The age-old custom of kids walking to school is quickly becoming an antiquity. Most kids these days arrive at school via private car or school bus. Let’s discuss the pros and cons of kids walking to school in this 21st century.

Pros
Walking is good exercise.
Walking to school is one of many ways that parents can help their children “own” their lives and responsibilities. When parents drive kids to school, parents “own” the responsibility of getting kids to school. When kids ride a school bus, the kids’ sole responsibility is getting to the bus stop on time. Walking to school, by contrast, is literally portal-to-portal responsibility, but not so burdensome a responsibility as to be daunting (unless the kids live an excessive distance from school).
If kids walk in groups, the walks can be bonding opportunities among the kids’ social group. Social skills can be developed and enhanced. Self-definition can be shaped based on social relationships (i.e., “I’m funny. I make people laugh.”).
If kids walk singly, the walks can be opportunities to unplug and spend some time in quiet introspection. Kids today spend so much time being entertained by electronics; unplugged walks can be near-term decompressing and can, over time, increase kids’ self-awareness. (Note: if kids listen to music as they walk, this can still be consistent with decompression and an increase in self-awareness.)

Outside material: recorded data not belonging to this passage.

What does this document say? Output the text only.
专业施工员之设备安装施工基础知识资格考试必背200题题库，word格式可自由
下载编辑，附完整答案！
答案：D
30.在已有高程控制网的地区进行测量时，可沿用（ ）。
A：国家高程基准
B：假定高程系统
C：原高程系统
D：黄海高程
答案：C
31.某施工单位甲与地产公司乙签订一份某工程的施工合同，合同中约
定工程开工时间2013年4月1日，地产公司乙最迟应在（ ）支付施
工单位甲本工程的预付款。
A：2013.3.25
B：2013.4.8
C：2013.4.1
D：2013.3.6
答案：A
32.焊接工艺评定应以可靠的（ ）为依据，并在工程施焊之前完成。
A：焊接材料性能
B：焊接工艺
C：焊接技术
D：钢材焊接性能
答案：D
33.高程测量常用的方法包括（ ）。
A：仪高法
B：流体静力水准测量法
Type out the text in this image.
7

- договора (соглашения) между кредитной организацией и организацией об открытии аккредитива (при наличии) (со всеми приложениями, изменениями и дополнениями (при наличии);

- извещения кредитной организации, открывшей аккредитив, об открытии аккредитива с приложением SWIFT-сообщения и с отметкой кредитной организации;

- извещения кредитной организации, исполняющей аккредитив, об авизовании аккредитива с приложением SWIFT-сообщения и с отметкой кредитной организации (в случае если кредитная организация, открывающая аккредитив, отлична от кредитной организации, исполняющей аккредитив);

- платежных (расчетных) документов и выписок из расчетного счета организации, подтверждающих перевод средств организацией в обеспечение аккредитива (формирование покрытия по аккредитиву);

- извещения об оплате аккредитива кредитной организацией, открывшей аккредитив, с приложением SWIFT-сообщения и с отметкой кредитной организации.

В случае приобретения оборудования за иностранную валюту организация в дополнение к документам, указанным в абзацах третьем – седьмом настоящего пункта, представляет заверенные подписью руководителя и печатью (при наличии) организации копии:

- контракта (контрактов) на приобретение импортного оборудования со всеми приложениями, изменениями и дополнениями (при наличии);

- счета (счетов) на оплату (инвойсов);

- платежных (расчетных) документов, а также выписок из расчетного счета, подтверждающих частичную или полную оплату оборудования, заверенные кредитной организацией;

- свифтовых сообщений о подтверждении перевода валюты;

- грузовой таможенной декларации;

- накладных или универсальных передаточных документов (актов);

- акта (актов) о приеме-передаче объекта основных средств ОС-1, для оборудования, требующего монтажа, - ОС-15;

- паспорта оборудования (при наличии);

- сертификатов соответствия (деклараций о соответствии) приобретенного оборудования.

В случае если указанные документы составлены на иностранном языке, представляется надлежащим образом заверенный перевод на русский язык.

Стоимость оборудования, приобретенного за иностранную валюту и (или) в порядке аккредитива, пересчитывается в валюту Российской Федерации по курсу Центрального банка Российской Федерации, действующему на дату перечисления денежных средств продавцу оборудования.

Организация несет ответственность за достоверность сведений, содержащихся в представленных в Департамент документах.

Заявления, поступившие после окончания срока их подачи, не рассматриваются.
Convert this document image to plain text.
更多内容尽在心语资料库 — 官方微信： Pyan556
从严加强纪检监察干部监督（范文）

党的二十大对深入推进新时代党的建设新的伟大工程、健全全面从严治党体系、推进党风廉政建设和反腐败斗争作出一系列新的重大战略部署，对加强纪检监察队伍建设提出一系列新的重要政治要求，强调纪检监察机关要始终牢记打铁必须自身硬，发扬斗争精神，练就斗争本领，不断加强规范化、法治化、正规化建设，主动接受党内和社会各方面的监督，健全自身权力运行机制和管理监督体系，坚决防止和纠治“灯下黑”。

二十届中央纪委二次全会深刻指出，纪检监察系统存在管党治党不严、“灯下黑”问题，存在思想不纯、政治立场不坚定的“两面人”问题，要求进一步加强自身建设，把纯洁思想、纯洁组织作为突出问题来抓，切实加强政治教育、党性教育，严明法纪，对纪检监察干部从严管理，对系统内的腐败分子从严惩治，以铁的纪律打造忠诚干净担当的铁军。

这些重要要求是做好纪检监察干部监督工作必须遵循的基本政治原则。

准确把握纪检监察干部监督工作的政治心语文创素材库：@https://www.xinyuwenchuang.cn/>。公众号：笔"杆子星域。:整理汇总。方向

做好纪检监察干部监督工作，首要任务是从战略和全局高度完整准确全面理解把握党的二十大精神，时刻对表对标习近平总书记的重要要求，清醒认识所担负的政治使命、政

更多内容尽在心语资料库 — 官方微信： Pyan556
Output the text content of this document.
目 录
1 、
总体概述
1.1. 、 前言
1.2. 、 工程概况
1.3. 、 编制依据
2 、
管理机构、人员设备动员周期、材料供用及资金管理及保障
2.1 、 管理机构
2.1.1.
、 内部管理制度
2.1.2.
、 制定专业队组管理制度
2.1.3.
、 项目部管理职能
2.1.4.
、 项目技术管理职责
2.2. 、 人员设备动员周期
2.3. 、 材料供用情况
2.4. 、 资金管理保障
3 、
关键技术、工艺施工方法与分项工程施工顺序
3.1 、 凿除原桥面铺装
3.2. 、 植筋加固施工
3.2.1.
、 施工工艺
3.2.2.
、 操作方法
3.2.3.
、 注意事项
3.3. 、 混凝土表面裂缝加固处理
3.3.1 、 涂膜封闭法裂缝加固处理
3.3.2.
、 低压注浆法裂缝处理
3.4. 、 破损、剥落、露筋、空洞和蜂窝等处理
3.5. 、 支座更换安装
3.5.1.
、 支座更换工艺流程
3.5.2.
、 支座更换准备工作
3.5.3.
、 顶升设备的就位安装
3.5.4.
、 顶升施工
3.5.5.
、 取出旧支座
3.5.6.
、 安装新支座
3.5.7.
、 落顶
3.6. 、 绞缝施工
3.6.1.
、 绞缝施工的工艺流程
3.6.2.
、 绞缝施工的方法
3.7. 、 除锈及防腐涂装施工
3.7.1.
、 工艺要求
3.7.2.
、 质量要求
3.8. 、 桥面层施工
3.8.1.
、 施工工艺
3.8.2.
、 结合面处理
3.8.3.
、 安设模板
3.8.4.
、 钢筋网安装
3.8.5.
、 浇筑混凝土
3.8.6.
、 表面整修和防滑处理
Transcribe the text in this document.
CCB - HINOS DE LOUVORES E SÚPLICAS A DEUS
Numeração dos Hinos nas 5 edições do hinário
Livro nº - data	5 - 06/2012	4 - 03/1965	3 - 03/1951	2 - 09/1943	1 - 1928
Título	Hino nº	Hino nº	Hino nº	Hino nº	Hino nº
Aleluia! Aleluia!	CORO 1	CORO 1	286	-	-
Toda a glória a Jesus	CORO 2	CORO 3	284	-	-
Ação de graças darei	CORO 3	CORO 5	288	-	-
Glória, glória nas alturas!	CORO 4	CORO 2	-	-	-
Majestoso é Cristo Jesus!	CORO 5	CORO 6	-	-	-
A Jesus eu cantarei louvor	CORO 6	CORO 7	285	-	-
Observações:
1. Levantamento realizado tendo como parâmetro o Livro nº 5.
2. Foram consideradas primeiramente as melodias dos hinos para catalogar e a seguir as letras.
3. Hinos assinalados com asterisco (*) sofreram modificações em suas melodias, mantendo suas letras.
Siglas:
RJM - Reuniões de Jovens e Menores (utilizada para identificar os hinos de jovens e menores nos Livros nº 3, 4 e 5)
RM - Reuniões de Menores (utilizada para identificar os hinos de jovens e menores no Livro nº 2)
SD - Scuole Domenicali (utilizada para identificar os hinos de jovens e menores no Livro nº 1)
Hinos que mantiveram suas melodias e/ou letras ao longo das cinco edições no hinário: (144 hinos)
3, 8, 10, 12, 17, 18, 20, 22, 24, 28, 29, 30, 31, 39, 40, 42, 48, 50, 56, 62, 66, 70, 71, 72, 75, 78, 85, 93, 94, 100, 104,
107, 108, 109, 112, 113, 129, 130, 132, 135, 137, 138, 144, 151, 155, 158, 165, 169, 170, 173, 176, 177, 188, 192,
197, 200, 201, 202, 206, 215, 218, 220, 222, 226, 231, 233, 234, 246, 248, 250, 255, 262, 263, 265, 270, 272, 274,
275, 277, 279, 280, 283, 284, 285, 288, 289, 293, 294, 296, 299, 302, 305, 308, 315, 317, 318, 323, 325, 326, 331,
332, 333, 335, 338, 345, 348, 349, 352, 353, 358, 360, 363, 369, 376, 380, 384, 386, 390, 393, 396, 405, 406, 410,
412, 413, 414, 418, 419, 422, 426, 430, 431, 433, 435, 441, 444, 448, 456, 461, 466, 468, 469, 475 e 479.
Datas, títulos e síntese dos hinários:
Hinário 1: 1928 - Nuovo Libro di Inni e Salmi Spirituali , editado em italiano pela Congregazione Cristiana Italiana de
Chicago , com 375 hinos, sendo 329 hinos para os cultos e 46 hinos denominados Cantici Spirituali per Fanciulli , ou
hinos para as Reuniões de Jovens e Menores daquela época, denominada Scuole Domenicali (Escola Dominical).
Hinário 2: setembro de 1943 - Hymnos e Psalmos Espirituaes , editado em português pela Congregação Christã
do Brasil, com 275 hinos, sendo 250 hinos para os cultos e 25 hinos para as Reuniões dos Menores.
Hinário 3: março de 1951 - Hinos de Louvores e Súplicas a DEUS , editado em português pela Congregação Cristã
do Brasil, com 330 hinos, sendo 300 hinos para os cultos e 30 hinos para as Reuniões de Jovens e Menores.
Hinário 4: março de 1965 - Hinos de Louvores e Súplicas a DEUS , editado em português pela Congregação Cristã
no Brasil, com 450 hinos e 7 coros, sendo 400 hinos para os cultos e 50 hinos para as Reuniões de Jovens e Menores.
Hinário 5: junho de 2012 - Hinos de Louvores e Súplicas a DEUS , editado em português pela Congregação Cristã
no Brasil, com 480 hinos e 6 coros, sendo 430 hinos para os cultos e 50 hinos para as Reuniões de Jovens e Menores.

Walking to school can present opportunities for discovery: finding new paths to school, meeting new kids and neighbors along the way, seeing and appreciating flowers or other aesthetics on the journey, and finding odd items (i.e., a buffalo nickel, a piece of broken crockery, or another child’s jacket) strewn on the path and developing an inquiry into them, etc.

Cons
Long distances and inclement weather present challenges for kids walking to school. Sometimes, kids should not walk to school given these factors.
Stranger danger must always be considered when kids are walking without adult escort. Kids walking in groups are usually safer than kids walking singly.
Social interactions during group walks can be socially scarring if those interactions are unpleasant. For example, if one of the kids walking in the group is being bullied by another of the kids in the group, those walks can be socially and psychologically damaging for the victim of the bullying (and, in the bigger picture, damaging also for the bully).
The walking path may yield unpleasant discoveries: offers of drugs or alcohol, etc.
In sum, walking to school is not right for all kids in all situations, but it is a healthy, positive choice for many kids in many situations. Parents are well advised to assess the pros and cons that are unique to their kids and make choices accordingly.